I hope everyone had a fantastic Thanksgiving Weekend. The market is still moving higher. Also, a great commentary from Michael Orr about comparing 2020 with 2004-2006.
We have been short of supply since 2015 and the situation has become steadily more severe. There are just not enough homes to buy for people who want them. Millennials who continued to rent long after earlier generations are now anxious to get their foot on the ladder. Investors are back in volume having taken a pause during the second quarter. However, unlike in 2004, investors remain a relatively small part of the demand. Most of the people buying homes are doing so because they want a primary residence.
During October the intended use for single-family and condo/townhouse properties in Maricopa and Pinal counties was as follows:
1. Owner-occupied primary residence – 77.3%
2. Investment – 12.2%
3. Owner-occupied secondary residence – 8.6%
4. iBuyer for re-sale – 1.6%
5. Unknown – 0.3%
People who are worrying about mortgage delinquency rates should remember that foreclosures did NOT create the huge excess supply of 2006. The excess supply arrived 2 years before the foreclosures started in earnest. When the bank owned homes hit the market, it was already dreadfully over-supplied, so their prices dropped sharply. If we saw a new wave of distressed homes right now, they would be soaked up very quickly by eager buyers and prices would continue to rise.

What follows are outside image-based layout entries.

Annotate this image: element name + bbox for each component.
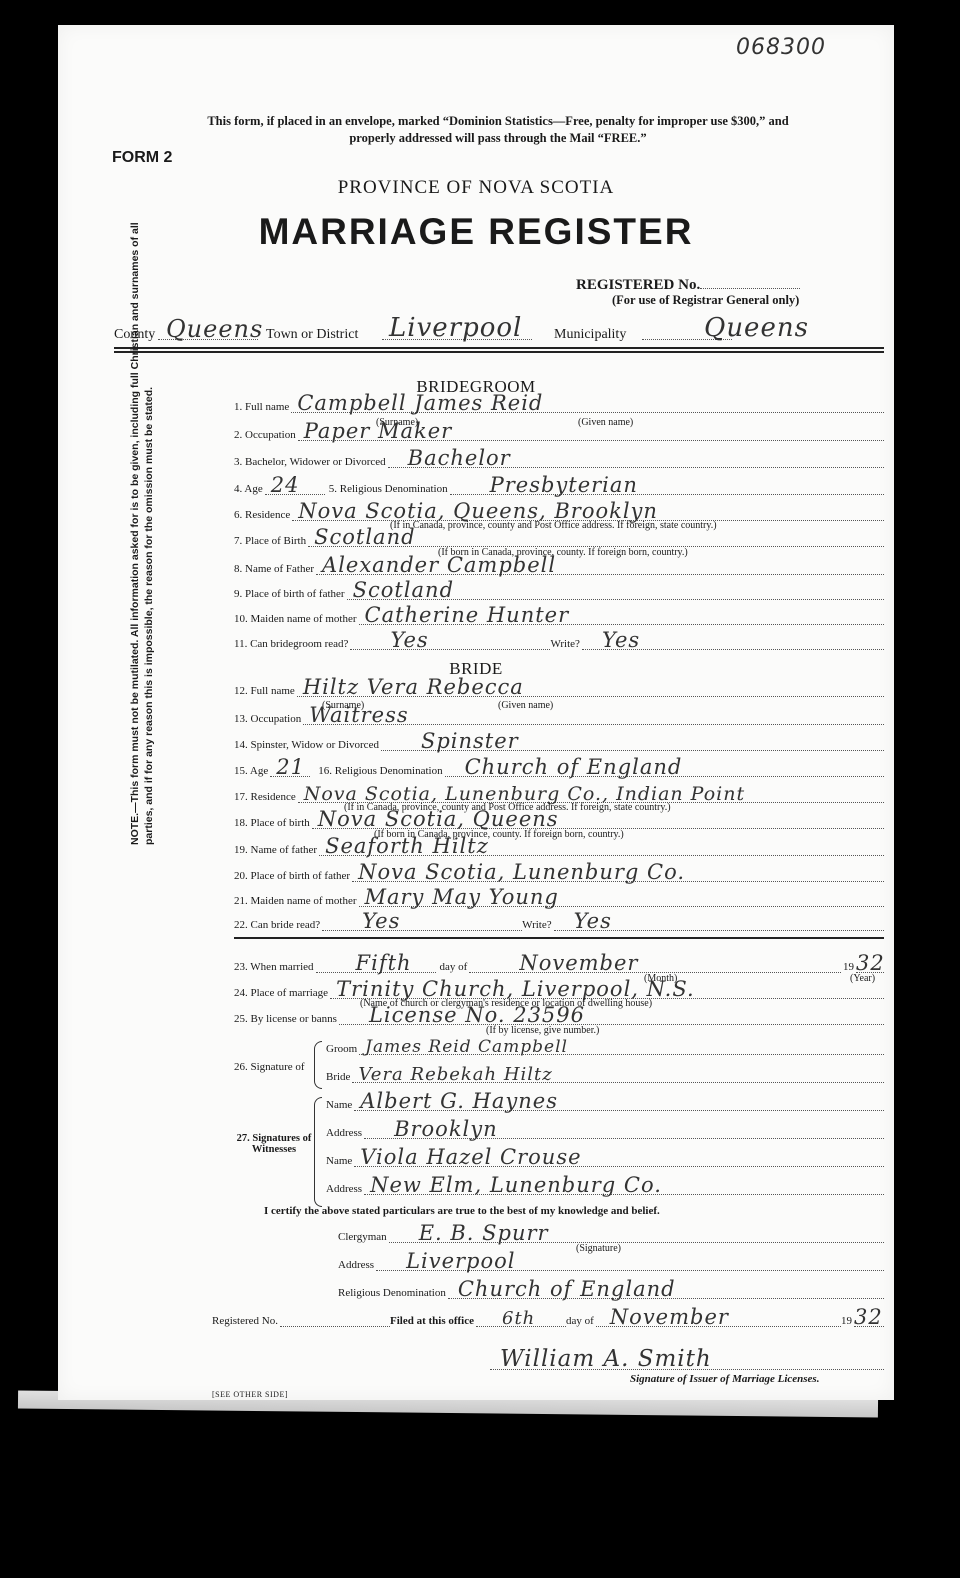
day-of-label: day of [436, 961, 470, 973]
groom-father-birthplace-row: 9. Place of birth of father Scotland [234, 582, 884, 600]
section-divider [114, 347, 884, 353]
postal-notice-line1: This form, if placed in an envelope, mar… [158, 113, 838, 130]
signature-brace [314, 1041, 322, 1089]
page-title: MARRIAGE REGISTER [58, 211, 894, 253]
bride-father-label: 19. Name of father [234, 844, 319, 856]
groom-occupation-row: 2. Occupation Paper Maker [234, 423, 884, 441]
clergyman-address-value: Liverpool [406, 1249, 515, 1273]
bride-write-label: Write? [522, 919, 553, 931]
license-caption: (If by license, give number.) [486, 1025, 599, 1036]
groom-father-row: 8. Name of Father Alexander Campbell [234, 557, 884, 575]
groom-marital-status-row: 3. Bachelor, Widower or Divorced Bachelo… [234, 450, 884, 468]
witnesses-label-line2: Witnesses [234, 1144, 314, 1155]
bride-religion-value: Church of England [465, 755, 683, 779]
witness1-name-row: Name Albert G. Haynes [326, 1093, 884, 1111]
groom-signature-row: Groom James Reid Campbell [326, 1037, 884, 1055]
bride-literacy-row: 22. Can bride read? Yes Write? Yes [234, 913, 884, 931]
bride-father-birthplace-value: Nova Scotia, Lunenburg Co. [358, 860, 685, 884]
filed-at-office-label: Filed at this office [390, 1315, 476, 1327]
groom-write-label: Write? [550, 638, 581, 650]
year-prefix: 19 [841, 961, 856, 973]
registered-number-note: (For use of Registrar General only) [612, 293, 799, 308]
bride-marital-status-label: 14. Spinster, Widow or Divorced [234, 739, 381, 751]
bride-father-birthplace-row: 20. Place of birth of father Nova Scotia… [234, 864, 884, 882]
witness1-name-value: Albert G. Haynes [360, 1089, 558, 1113]
marriage-month-value: November [519, 951, 638, 975]
witness1-address-value: Brooklyn [394, 1117, 498, 1141]
groom-full-name-label: 1. Full name [234, 401, 291, 413]
bride-father-value: Seaforth Hiltz [325, 834, 489, 858]
groom-write-value: Yes [602, 628, 640, 652]
clergyman-address-label: Address [338, 1259, 376, 1271]
groom-father-birthplace-label: 9. Place of birth of father [234, 588, 347, 600]
issuer-signature-line: William A. Smith [490, 1353, 884, 1370]
groom-age-label: 4. Age [234, 483, 265, 495]
groom-residence-row: 6. Residence Nova Scotia, Queens, Brookl… [234, 503, 884, 521]
bride-age-value: 21 [276, 755, 305, 779]
groom-religion-label: 5. Religious Denomination [325, 483, 450, 495]
see-other-side-note: [SEE OTHER SIDE] [212, 1390, 288, 1399]
bride-residence-row: 17. Residence Nova Scotia, Lunenburg Co.… [234, 785, 884, 803]
bride-occupation-row: 13. Occupation Waitress [234, 707, 884, 725]
groom-read-value: Yes [390, 628, 428, 652]
marriage-register-form: 068300 This form, if placed in an envelo… [58, 25, 894, 1400]
certification-statement: I certify the above stated particulars a… [264, 1205, 660, 1217]
filed-day-of-label: day of [566, 1315, 596, 1327]
groom-age-religion-row: 4. Age 24 5. Religious Denomination Pres… [234, 477, 884, 495]
bride-birthplace-row: 18. Place of birth Nova Scotia, Queens [234, 811, 884, 829]
witness2-address-label: Address [326, 1183, 364, 1195]
groom-residence-label: 6. Residence [234, 509, 292, 521]
place-of-marriage-label: 24. Place of marriage [234, 987, 330, 999]
section-rule [234, 937, 884, 939]
bride-signature-row: Bride Vera Rebekah Hiltz [326, 1065, 884, 1083]
bride-occupation-value: Waitress [309, 703, 408, 727]
groom-full-name-row: 1. Full name Campbell James Reid [234, 395, 884, 413]
groom-marital-status-value: Bachelor [408, 446, 511, 470]
signature-of-label: 26. Signature of [234, 1061, 305, 1073]
groom-full-name-value: Campbell James Reid [297, 391, 543, 415]
bride-age-label: 15. Age [234, 765, 270, 777]
bride-birthplace-label: 18. Place of birth [234, 817, 312, 829]
bride-father-birthplace-label: 20. Place of birth of father [234, 870, 352, 882]
groom-marital-status-label: 3. Bachelor, Widower or Divorced [234, 456, 388, 468]
filing-registered-no-blank [280, 1312, 390, 1327]
filed-year-value: 32 [854, 1305, 883, 1329]
municipality-value: Queens [704, 313, 809, 343]
groom-father-birthplace-value: Scotland [353, 578, 454, 602]
bride-full-name-row: 12. Full name Hiltz Vera Rebecca [234, 679, 884, 697]
witness1-name-label: Name [326, 1099, 354, 1111]
side-note: NOTE.—This form must not be mutilated. A… [128, 205, 156, 845]
clergyman-denomination-label: Religious Denomination [338, 1287, 448, 1299]
serial-number: 068300 [736, 35, 826, 60]
license-row: 25. By license or banns License No. 2359… [234, 1007, 884, 1025]
form-number: FORM 2 [112, 149, 172, 167]
filed-year-prefix: 19 [841, 1315, 854, 1327]
town-value: Liverpool [389, 313, 522, 343]
bride-read-value: Yes [362, 909, 400, 933]
clergyman-denomination-value: Church of England [458, 1277, 676, 1301]
registered-number-field: REGISTERED No. [576, 277, 800, 294]
bride-mother-label: 21. Maiden name of mother [234, 895, 359, 907]
municipality-label: Municipality [554, 327, 626, 343]
groom-birthplace-value: Scotland [314, 525, 415, 549]
bride-marital-status-row: 14. Spinster, Widow or Divorced Spinster [234, 733, 884, 751]
filing-registered-no-label: Registered No. [212, 1315, 280, 1327]
bride-mother-row: 21. Maiden name of mother Mary May Young [234, 889, 884, 907]
groom-occupation-label: 2. Occupation [234, 429, 298, 441]
bride-age-religion-row: 15. Age 21 16. Religious Denomination Ch… [234, 759, 884, 777]
witness2-name-row: Name Viola Hazel Crouse [326, 1149, 884, 1167]
clergyman-signature-value: E. B. Spurr [419, 1221, 549, 1245]
bride-signature-label: Bride [326, 1071, 352, 1083]
groom-literacy-row: 11. Can bridegroom read? Yes Write? Yes [234, 632, 884, 650]
place-of-marriage-row: 24. Place of marriage Trinity Church, Li… [234, 981, 884, 999]
witnesses-brace [314, 1097, 322, 1207]
witness2-address-row: Address New Elm, Lunenburg Co. [326, 1177, 884, 1195]
marriage-day-value: Fifth [356, 951, 412, 975]
bride-mother-value: Mary May Young [365, 885, 559, 909]
license-label: 25. By license or banns [234, 1013, 339, 1025]
witnesses-label: 27. Signatures of Witnesses [234, 1133, 314, 1155]
bride-full-name-label: 12. Full name [234, 685, 297, 697]
groom-age-value: 24 [271, 473, 300, 497]
filing-row: Registered No. Filed at this office 6th … [212, 1309, 884, 1327]
groom-mother-row: 10. Maiden name of mother Catherine Hunt… [234, 607, 884, 625]
filed-day-value: 6th [502, 1308, 535, 1329]
location-row: County Queens Town or District Liverpool… [114, 317, 884, 345]
witness2-address-value: New Elm, Lunenburg Co. [370, 1173, 662, 1197]
province-heading: PROVINCE OF NOVA SCOTIA [58, 177, 894, 199]
groom-mother-label: 10. Maiden name of mother [234, 613, 359, 625]
filed-month-value: November [610, 1305, 729, 1329]
bride-write-value: Yes [574, 909, 612, 933]
groom-signature-label: Groom [326, 1043, 359, 1055]
witnesses-label-line1: 27. Signatures of [234, 1133, 314, 1144]
issuer-signature-value: William A. Smith [500, 1346, 712, 1372]
clergyman-label: Clergyman [338, 1231, 389, 1243]
groom-birthplace-row: 7. Place of Birth Scotland [234, 529, 884, 547]
marriage-year-value: 32 [856, 951, 885, 975]
when-married-label: 23. When married [234, 961, 316, 973]
witness2-name-value: Viola Hazel Crouse [360, 1145, 581, 1169]
groom-signature-value: James Reid Campbell [365, 1037, 568, 1057]
witness1-address-label: Address [326, 1127, 364, 1139]
registered-number-label: REGISTERED No. [576, 277, 700, 293]
bride-marital-status-value: Spinster [421, 729, 519, 753]
when-married-row: 23. When married Fifth day of November 1… [234, 955, 884, 973]
groom-religion-value: Presbyterian [490, 473, 638, 497]
witness2-name-label: Name [326, 1155, 354, 1167]
bride-birthplace-value: Nova Scotia, Queens [318, 807, 559, 831]
bride-father-row: 19. Name of father Seaforth Hiltz [234, 838, 884, 856]
groom-mother-value: Catherine Hunter [365, 603, 570, 627]
witness1-address-row: Address Brooklyn [326, 1121, 884, 1139]
clergyman-address-row: Address Liverpool [338, 1253, 884, 1271]
postal-notice: This form, if placed in an envelope, mar… [158, 113, 838, 147]
bride-religion-label: 16. Religious Denomination [310, 765, 444, 777]
registered-number-blank [700, 288, 800, 289]
bride-read-label: 22. Can bride read? [234, 919, 322, 931]
postal-notice-line2: properly addressed will pass through the… [158, 130, 838, 147]
clergyman-row: Clergyman E. B. Spurr [338, 1225, 884, 1243]
groom-birthplace-label: 7. Place of Birth [234, 535, 308, 547]
town-label: Town or District [266, 327, 358, 343]
clergyman-denomination-row: Religious Denomination Church of England [338, 1281, 884, 1299]
groom-occupation-value: Paper Maker [304, 419, 453, 443]
bride-signature-value: Vera Rebekah Hiltz [358, 1064, 552, 1085]
bride-occupation-label: 13. Occupation [234, 713, 303, 725]
county-value: Queens [166, 315, 263, 343]
groom-father-label: 8. Name of Father [234, 563, 316, 575]
license-value: License No. 23596 [369, 1003, 585, 1027]
groom-father-value: Alexander Campbell [322, 553, 556, 577]
issuer-caption: Signature of Issuer of Marriage Licenses… [630, 1373, 819, 1385]
groom-read-label: 11. Can bridegroom read? [234, 638, 350, 650]
bride-full-name-value: Hiltz Vera Rebecca [303, 675, 524, 699]
bride-residence-label: 17. Residence [234, 791, 298, 803]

It would help move the market back to a more normal balance, so prices would rise at a more moderate pace. Most distressed homes would be unlikely to get to foreclosure because almost all of them have substantial owner equity and can be marketed as normal sales, or at worst pre-foreclosures, not short sales (which can often be tricky to close).
The current situation is very different from 2004 or 2005. Then a large number of newly built homes had been purchased by investors with 100% loans and were lying unoccupied with no tenants interested in renting them, despite record low rental rates. Many other homes had been purchased by owner-occupiers on fraudulent loan applications, who never even made the first monthly loan payment, living in their new home for free with minimal money down.
Loan fraud was rampant in 2005 and 2006, largely driven by the mortgage industry itself rather than the borrowers. Wall Street firms (like Lehman Brothers) demanded mortgages to chop up and sell as securities and mortgage brokers could not supply enough without resorting to abnormal practices focused mainly on sub-prime loans. Remember Countrywide and Washington Mutual? Stated income loans? No documentation loans?
I repeat – 2020 is nothing like 2005. The 2020 housing market is not abnormally pumped with artificial credit, just starved of supply. Forecasting the future is extremely difficult, but drawing parallels with 2005-2008 is not helpful, nor is it logically appropriate.